Não esqueçamos que o próprio Fandango é, supostamente, oriundo da Galiza, a partir de onde irradiou para todo o território continental ibérico, assumindo expressões musicais e coreográficas distintas, como é bem notório.

Porém, o Fandango da Borda d’Água parece divergir um pouco da trajectória das migrações sazonais, afigurando-se-nos que faz mais sentido pesquisar a sua origem na Lisboa dos finais do século XIX, onde constituiu uma moda avassaladora, destronando o próprio fado, que originalmente era uma dança, como nos ensina Tinop, na sua História do Fado.

Por esta época também os campinos ribatejanos passavam muitas temporadas em Lisboa, onde guardavam os toiros nas “hortas”, conduzindo-os em dias de toirada para as praças do Salitre, do Campo de Santana ou, mais recentemente, do Campo Pequeno.

A maioria dos dias entre o Dia de Páscoa e o final de Setembro eram passados nas tabernas das hortas, onde conviviam com os alfacinhas mais castiços.

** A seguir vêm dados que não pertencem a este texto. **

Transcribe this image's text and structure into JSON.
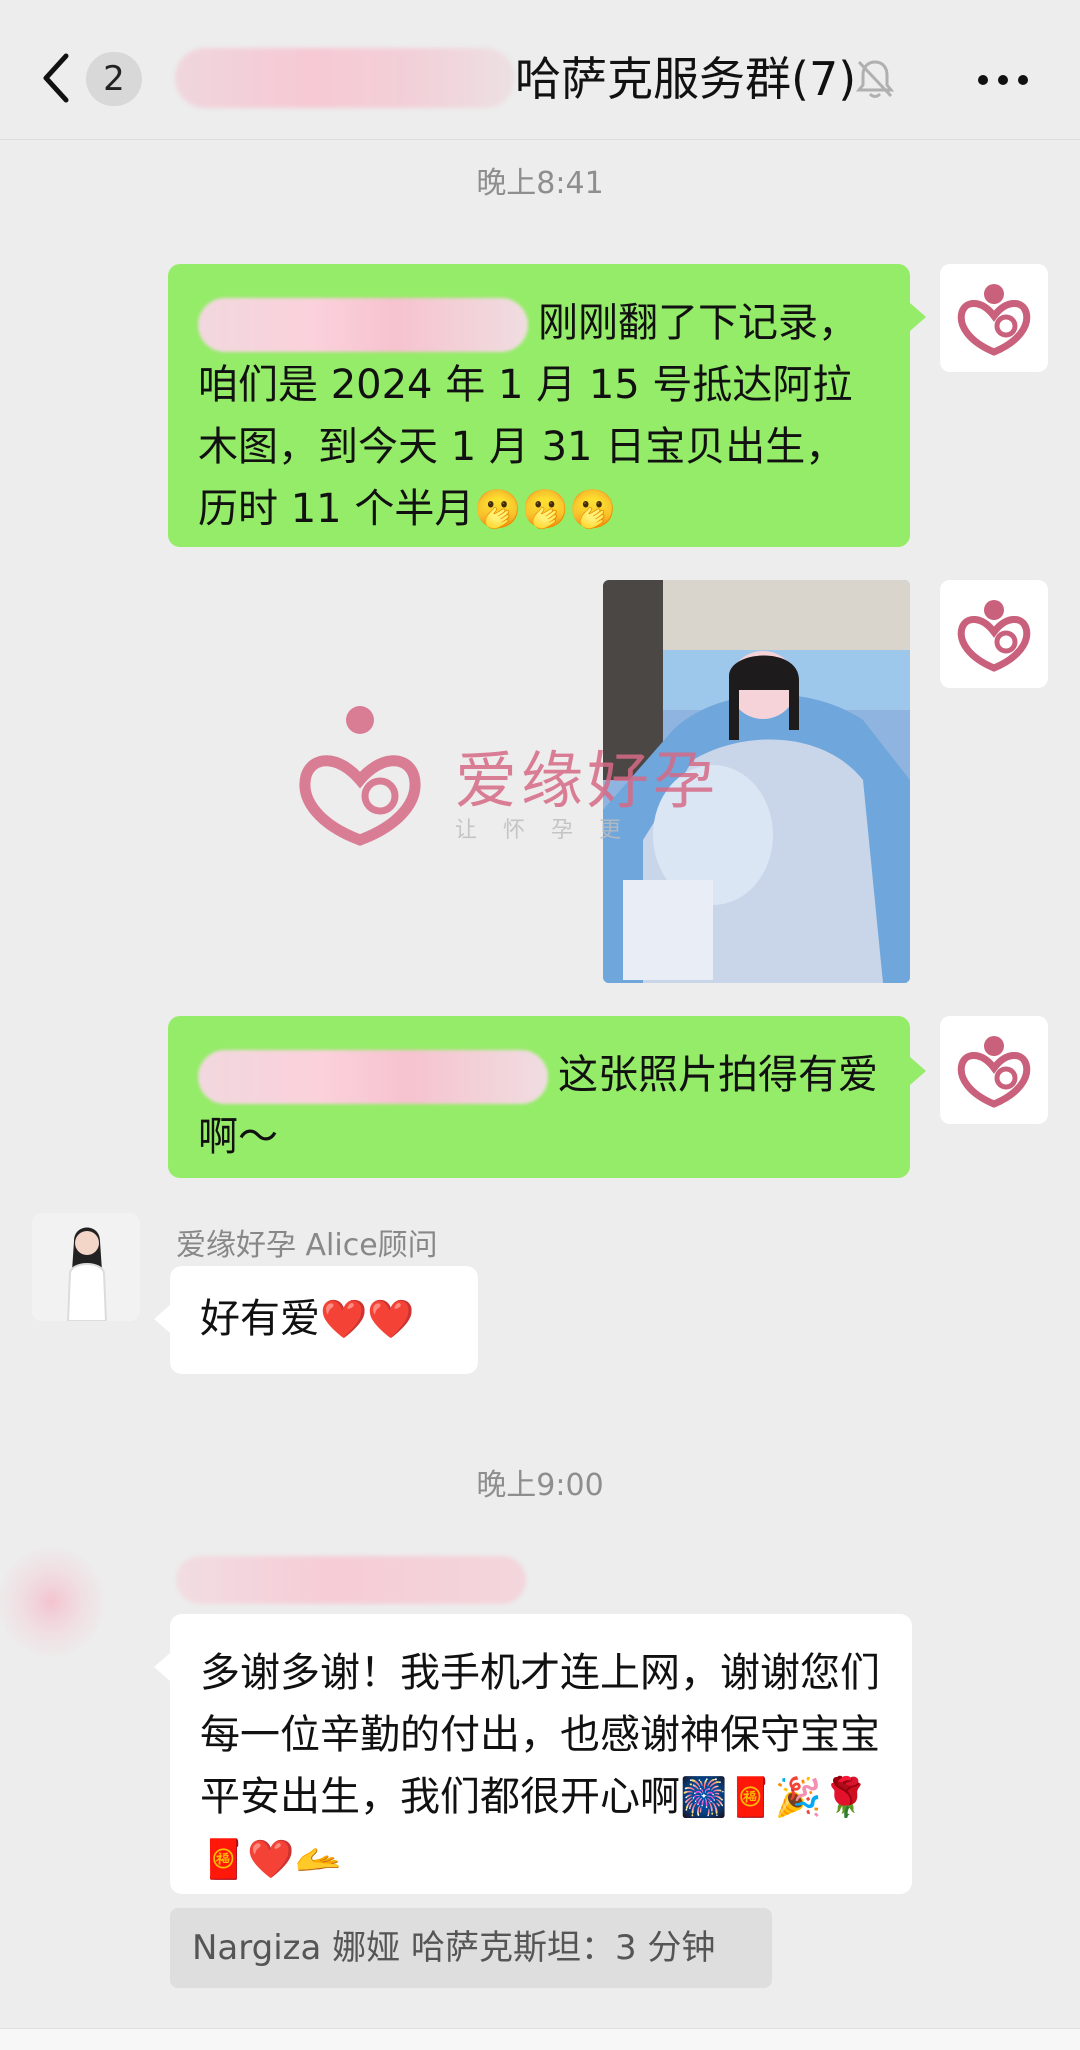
{
  "header": {
    "unread_count": "2",
    "title": "哈萨克服务群(7)"
  },
  "timestamps": [
    "晚上8:41",
    "晚上9:00"
  ],
  "messages": {
    "m1": {
      "text": "刚刚翻了下记录，咱们是 2024 年 1 月 15 号抵达阿拉木图，到今天 1 月 31 日宝贝出生，历时 11 个半月",
      "emoji": "🫢🫢🫢"
    },
    "m3": {
      "text": "这张照片拍得有爱啊～"
    },
    "m4": {
      "sender": "爱缘好孕 Alice顾问",
      "text": "好有爱",
      "emoji": "❤️❤️"
    },
    "m5": {
      "text": "多谢多谢！我手机才连上网，谢谢您们每一位辛勤的付出，也感谢神保守宝宝平安出生，我们都很开心啊",
      "emoji": "🎆🧧🎉🌹🧧❤️🫴",
      "quote": "Nargiza 娜娅 哈萨克斯坦：3 分钟"
    }
  },
  "watermark": {
    "brand": "爱缘好孕",
    "slogan": "让怀孕更"
  },
  "colors": {
    "bubble_green": "#95ec69",
    "bubble_white": "#ffffff",
    "background": "#ededed",
    "brand_pink": "#d66a86"
  },
  "icons": {
    "back": "chevron-left-icon",
    "mute": "bell-off-icon",
    "more": "more-dots-icon",
    "brand_avatar": "brand-logo-icon"
  }
}
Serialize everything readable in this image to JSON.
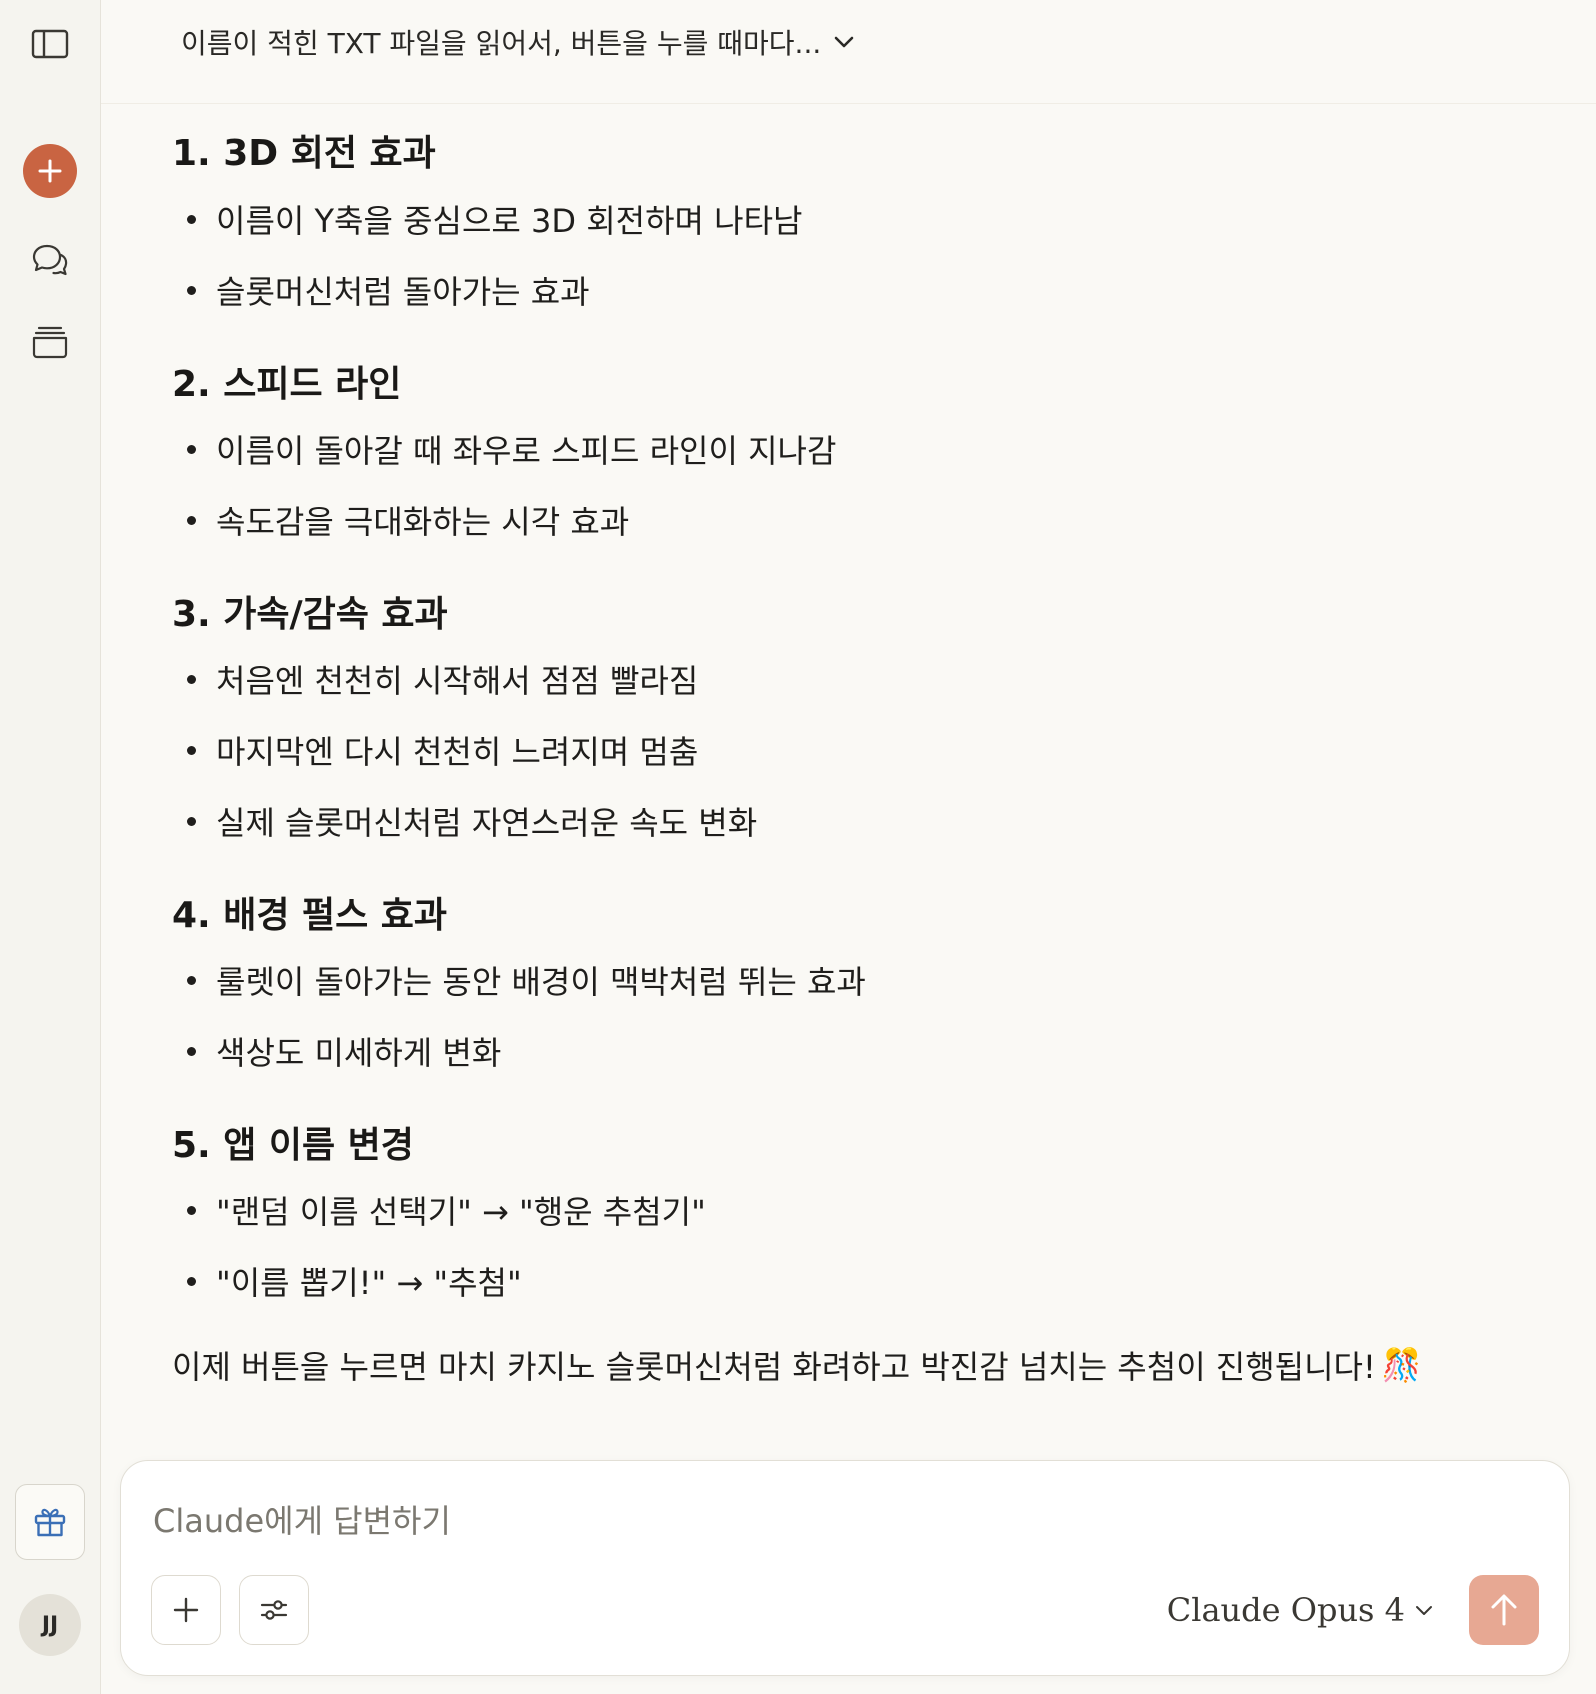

Já alguns dos viajantes estrangeiros que andavam pelo nosso país – quase apenas confinados a Lisboa e arredores – nos davam conta nos seus livros de viagem da dança do fandango, como algo de lascivo e imoral, pelos requebros do corpo e de alguns passes dos bailadores.

Pedro Homem de Melo, sensível à arte dos bailadores de Fandango – que, de facto, a dança exige atributos técnicos e artísticos especiais, não sendo fandanguista, ou fandangueiro, quem quer – escreveu um sugestivo poema em que enaltecia a figura garbosa e altiva do bailador do fandango, o qual, interpretado por Amália Rodrigues saltou das páginas do livro para o conhecimento popular, que deste modo contribuiu para valorizar a arte deste bailador tradicional português.

No âmbito do Festival Celestino Graça – A Festa das Artes e das Tradições Populares do Mundo terá lugar no dia 7 de Setembro, pelas 11 horas, no Largo do Seminário, mais uma edição do Fandangando, uma mostra de Fandangos aberta a todos os que queiram dar um pezinho de dança. Vamos nisso?